Investors making the choice of an enterprise with 100% foreign capital when they decide to start a business in Vietnam have the choice between three main private company forms:
- a single member limited liability company (SLLC)
- a multi-member limited liability company (MLLC)
- a shareholding company (SC), also referred to as a joint stock company
The methods of doing business in Vietnam
Before doing business in Vietnam, we must know the correct procedure to follow. A foreign company must obtain an investment certificate called an IRC in order to then proceed with registration. In order to be registered, any company must obtain a document certifying its existence, called an ERC. These procedures have been simplified and made more flexible recently, and the time taken to obtain the certificates has been reduced since the adoption of the 2014 laws on businesses and investments.

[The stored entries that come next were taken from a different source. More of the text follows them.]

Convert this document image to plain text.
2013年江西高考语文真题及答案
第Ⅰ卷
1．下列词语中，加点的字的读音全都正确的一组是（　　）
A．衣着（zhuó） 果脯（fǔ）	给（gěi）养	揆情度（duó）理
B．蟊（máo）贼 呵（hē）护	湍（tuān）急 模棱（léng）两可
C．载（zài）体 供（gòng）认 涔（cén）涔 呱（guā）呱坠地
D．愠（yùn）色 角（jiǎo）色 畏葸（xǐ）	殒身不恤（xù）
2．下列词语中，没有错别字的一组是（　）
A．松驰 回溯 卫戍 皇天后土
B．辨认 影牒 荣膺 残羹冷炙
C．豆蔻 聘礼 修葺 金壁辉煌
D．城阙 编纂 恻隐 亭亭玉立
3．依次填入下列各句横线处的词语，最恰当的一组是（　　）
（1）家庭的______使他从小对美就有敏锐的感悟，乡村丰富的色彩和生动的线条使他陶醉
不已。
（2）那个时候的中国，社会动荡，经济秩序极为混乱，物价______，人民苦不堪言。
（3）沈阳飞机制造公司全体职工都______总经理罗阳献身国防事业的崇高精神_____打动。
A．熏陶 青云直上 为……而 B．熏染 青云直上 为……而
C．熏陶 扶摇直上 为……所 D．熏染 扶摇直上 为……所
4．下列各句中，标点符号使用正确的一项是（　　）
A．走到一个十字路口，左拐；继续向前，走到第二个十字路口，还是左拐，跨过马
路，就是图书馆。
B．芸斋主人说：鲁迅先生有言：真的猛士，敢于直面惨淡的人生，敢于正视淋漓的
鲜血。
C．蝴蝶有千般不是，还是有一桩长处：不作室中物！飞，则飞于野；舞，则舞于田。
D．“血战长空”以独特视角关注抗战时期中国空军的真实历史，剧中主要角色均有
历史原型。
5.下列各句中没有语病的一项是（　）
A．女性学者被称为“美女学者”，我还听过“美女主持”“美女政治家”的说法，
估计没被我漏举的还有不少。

Doing business in Vietnam: the attractiveness of an emerging country
Vietnam is a country with a young workforce, both dynamic and cheap. Vietnam’s population is over 90 million and it’s domestic consumption is increasing dramatically. The Vietnamese economy is wide-open for internationalization and is attracting more direct investment from abroad. Vietnam also has many natural resources and raw materials. The geographical situation of Vietnam and its membership in many international treaties and customs unions also make it a highly attractive country to invest in.